Penalties for paying unreasonable employee compensation can be severe. The IRS treats them as “excess benefit transactions,” subject to excise taxes under the Tax Code’s Section 4958 “intermediate sanctions” provision. Translated into plain English, a person who receives compensation later deemed to be too high may be required to pay back the “excess” compensation or face penalties of 25% to a whopping 200% of such amount. (They are indeed intended to be punitive). The directors who approve such excess compensation additionally may be personally liable for a 10% penalty, likewise based on the excess compensation amount. No small risk!

3. Diligent or Sleepy Board?

How do all the nonprofit executives featured in the WSJ article receive seven-figure salaries without getting into trouble with the IRS? Very carefully, one would think! 

If nonprofit boards responsibly do their homework, such high amounts may be justifiable – given each individual’s well-documented high qualifications, extensive job responsibilities, and nature of the organization. Such salaries may effectively leverage on each other, given that part of the legal standard requires comparability data.  The WSJ article reports that such salaries have jumped thirty percent since 2011. So if they largely increase together, then perhaps such salaries are not so problematic – at least from the IRS’s perspective.

But if a nonprofit board is inattentive to these important fiduciary considerations, it may well risk painful IRS excess benefit transaction consequences – for both the paid employee and its individual board members. ,An organization that pays modest salaries thus likely will not need to worry about such problems. The board should remain attentive, however, to conflict of interest issues that may arise regardless of an employee’s salary amount, which is a great segue to the next point.

4. May Nonprofit Directors Even Get Paid?

Our clients frequently ask this question. It often arises within the context of a new nonprofit organization driven by a single visionary leader, who has a strong passion for the nonprofit cause, would therefore like to serve on the governing board, but also would appreciate getting paid. 

As one option, the leader may serve as a volunteer director. Such arrangement certainly makes the legal aspects simpler, since the main issue here is financial – namely, whether payment to a leader could amount to abuse of charitable resources or other improper private benefit (known in IRS parlance as “inurement,” when corporate insiders are involved).

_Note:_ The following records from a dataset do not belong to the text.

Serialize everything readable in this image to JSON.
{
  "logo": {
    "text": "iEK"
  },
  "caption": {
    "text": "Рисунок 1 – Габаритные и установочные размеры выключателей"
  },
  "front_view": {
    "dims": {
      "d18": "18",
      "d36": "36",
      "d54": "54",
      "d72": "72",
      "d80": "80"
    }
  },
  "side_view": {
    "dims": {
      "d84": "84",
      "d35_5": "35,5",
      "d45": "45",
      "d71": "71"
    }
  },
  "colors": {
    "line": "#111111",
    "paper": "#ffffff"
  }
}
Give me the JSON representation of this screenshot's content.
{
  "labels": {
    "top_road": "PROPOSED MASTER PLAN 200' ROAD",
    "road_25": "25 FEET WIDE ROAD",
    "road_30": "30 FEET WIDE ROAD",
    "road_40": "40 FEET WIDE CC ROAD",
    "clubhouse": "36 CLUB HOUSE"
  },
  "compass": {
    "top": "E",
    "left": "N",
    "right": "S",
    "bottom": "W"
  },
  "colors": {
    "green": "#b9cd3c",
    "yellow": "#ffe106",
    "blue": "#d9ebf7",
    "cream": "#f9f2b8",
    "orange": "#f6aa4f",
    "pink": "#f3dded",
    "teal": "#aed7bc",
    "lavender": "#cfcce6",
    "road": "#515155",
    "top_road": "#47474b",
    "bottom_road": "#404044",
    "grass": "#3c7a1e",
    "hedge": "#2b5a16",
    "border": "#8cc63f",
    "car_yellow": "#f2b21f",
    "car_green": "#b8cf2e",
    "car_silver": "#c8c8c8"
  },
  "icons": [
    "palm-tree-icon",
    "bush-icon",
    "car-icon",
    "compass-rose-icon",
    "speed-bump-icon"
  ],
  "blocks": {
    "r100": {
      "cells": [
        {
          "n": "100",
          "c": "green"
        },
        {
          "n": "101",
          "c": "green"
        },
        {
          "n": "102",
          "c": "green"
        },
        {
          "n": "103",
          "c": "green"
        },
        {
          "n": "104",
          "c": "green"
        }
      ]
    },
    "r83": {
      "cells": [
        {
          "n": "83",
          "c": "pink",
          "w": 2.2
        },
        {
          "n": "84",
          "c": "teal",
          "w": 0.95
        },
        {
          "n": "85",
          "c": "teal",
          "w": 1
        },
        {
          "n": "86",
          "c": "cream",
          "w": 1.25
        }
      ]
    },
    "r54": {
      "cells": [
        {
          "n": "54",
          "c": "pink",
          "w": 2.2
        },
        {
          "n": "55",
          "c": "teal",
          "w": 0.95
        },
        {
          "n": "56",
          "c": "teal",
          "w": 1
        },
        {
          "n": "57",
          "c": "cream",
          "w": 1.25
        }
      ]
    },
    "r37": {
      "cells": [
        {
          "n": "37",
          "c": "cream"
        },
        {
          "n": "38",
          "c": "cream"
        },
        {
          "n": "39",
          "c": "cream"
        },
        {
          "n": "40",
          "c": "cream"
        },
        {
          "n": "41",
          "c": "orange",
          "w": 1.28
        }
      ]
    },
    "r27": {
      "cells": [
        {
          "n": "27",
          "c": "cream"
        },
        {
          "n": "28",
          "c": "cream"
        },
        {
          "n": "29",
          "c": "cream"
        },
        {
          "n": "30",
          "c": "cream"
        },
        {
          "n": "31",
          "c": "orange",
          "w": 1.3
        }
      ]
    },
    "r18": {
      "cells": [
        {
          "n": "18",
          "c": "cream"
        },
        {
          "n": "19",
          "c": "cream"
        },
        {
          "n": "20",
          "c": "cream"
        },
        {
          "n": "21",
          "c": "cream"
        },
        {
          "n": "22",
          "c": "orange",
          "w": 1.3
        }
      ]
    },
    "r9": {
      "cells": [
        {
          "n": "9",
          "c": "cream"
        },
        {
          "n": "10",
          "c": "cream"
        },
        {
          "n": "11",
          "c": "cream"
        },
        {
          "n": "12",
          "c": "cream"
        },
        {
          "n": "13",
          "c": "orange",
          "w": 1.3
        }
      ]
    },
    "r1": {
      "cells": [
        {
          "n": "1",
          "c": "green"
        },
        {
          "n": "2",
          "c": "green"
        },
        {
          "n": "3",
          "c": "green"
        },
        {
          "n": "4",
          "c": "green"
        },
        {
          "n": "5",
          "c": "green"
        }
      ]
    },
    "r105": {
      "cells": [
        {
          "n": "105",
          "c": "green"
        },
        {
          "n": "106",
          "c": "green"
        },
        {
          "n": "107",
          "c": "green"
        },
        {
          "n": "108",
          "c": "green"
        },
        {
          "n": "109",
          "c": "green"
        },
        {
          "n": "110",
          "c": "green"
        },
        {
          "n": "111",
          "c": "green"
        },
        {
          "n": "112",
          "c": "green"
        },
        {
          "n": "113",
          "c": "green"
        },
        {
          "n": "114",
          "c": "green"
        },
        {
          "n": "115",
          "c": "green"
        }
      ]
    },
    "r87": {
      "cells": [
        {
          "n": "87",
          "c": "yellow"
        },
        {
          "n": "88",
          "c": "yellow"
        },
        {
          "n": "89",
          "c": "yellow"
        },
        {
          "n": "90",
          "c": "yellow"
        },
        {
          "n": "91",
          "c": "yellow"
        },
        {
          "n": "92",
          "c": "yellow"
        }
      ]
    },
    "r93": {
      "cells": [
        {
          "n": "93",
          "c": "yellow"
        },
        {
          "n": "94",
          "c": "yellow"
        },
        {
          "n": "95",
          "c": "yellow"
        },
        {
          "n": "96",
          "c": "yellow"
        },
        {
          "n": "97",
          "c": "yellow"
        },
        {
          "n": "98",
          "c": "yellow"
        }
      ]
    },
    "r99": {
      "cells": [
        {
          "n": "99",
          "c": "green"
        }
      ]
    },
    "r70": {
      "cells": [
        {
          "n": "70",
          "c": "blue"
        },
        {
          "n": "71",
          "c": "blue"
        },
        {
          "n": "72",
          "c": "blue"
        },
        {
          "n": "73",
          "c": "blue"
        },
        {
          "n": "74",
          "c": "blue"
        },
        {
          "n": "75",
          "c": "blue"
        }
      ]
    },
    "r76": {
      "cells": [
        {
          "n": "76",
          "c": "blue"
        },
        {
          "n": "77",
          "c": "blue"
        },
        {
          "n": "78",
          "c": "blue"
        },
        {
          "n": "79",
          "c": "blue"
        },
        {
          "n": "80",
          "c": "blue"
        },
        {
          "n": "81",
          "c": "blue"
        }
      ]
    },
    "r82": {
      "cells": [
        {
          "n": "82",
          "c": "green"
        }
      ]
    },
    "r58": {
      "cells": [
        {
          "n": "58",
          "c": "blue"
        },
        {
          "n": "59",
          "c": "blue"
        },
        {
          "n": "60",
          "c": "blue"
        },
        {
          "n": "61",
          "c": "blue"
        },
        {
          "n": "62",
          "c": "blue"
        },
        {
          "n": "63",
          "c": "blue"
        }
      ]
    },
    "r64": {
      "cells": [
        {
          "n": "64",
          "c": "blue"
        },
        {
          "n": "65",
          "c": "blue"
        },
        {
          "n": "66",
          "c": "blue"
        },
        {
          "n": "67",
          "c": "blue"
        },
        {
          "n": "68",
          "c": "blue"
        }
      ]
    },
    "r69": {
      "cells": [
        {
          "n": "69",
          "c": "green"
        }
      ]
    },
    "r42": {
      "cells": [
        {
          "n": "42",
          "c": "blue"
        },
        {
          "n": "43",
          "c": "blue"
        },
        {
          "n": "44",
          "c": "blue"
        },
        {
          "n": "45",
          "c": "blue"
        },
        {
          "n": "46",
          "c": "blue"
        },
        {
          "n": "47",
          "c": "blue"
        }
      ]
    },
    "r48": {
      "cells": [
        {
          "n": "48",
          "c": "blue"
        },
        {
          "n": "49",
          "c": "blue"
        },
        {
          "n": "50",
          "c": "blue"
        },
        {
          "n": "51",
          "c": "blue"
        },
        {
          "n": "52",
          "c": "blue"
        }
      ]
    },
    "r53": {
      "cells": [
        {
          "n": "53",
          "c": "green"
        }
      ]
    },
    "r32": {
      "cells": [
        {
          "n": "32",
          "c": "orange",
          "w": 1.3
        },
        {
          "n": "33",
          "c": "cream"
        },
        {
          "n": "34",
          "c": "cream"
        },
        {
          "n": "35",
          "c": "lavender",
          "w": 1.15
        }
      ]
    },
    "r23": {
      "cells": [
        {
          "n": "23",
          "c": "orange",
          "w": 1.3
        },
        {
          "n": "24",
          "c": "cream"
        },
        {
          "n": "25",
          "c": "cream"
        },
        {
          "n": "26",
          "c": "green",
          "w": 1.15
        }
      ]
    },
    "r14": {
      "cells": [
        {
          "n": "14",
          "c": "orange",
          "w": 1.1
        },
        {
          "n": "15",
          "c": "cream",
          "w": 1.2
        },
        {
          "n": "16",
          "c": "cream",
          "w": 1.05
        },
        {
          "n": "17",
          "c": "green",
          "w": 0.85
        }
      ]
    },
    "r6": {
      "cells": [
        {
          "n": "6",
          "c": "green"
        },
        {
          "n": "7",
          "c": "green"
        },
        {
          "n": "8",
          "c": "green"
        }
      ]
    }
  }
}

Alternatively, one or more directors may be compensated for services performed for the organization which is quite common. If so, however, the nonprofit must have a sufficient number of other directors who can act as disinterested, independent board members in evaluating compensation information. For example, if the founding director plans to constitute the board with his or her spouse and another family member, inherent conflicts exist precluding the requisite independence. But if the founding director recruits other directors who are not related through family or business (as the IRS defines such relationships), then the other directors presumably may make such compensation decision. The legal standard is what is fair to the organization and in its best interests (not necessarily what will please the founder), considering all the circumstances both financial and non-financial. 

5. What About the Donors?

Also key for nonprofit compensation are donors. How will it look to donors if the organization’s executive director or other employees receive a high salary, and especially relative to the overall revenues of the organization? The Wall Street Journal article questioned one nonprofit ministry whose top two leaders earned $4 million in compensation of the organization’s total annual revenue of $8 million. What impact does such compensation, once known, have on donors to the ministry? Will they be less inclined to give? These considerations are not inconsequential, as a nonprofit organization remains continually accountable to its donors – particularly as its financial data remains easily accessible through its publicly available Form 990 returns.